Dem Fremden, dem unsere Muttersprache mit ihren eigentümlichen Wendungen und feinen Anspielungen nicht ins Blut übergegangen sein kann, begegnen wir schon auf sprachlicher Ebene mit Argwohn, wenn es sich um Fragen von Sein und Nichtsein handelt.
Der Intellektuelle will uns verblüffen und sich eitel spreizen, indem er ohne Not vom üblichen Sprachbrauch abweicht.
Er hält es für schick oder ein Zeichen von Esprit und geistiger Überlegenheit, sich in trivialen Angelegenheiten unverständlich auszudrücken.
Der faule, doch auf die Menge bannend wirkende Zauber der Wortverdreher und Sprachwürger, die sich für Poeten ausgeben oder gar für Philosophen.
Das schlichte Wort ist oft der edelste Schmuck.

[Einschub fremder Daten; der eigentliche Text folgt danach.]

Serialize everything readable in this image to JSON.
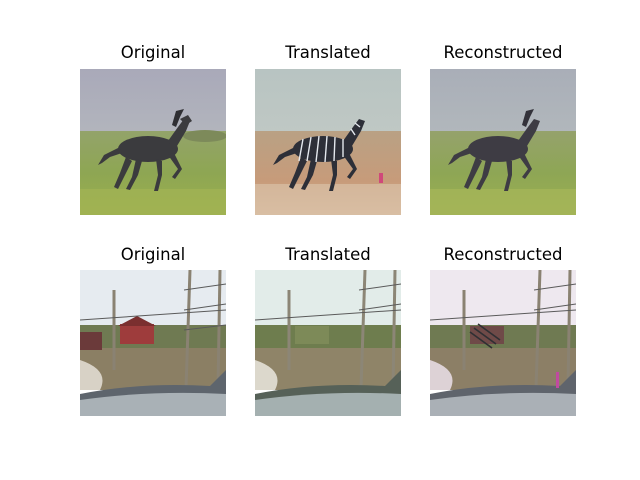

Höllenflamme, die Hütten und Werke des Lebens in Brand steckt, zischende Schlange des Paradieses, die zur Verleumdung des Wahren, Guten und Schönen anstiftet: die menschliche Zunge, wie es der Brief des Jakobus beschreibt.
Der Austausch von Worten läßt sich nicht à la Sorbonne auf den Diskurs der Macht abbilden oder reduzieren: Der Bezug auf Wahrheit ist ihm ursprünglich einbeschrieben, und wir vertrauen auf den Sprecher, der ihn zu wiederholten Malen hergestellt hat, und mißtrauen dem Lügner und dem Scharlatan, der sich mit der Larve des Richtigen und Wahren tarnt.
Vor dem offensichtlich Unwahren scheuen wir zurück und weisen es gelassen ab. Die Bosheit braucht die Maske des Wahren, jenes verführerische Schillern und Blenden erlesener oder aufgehübschter Worte, um in Herz und Mark zu dringen.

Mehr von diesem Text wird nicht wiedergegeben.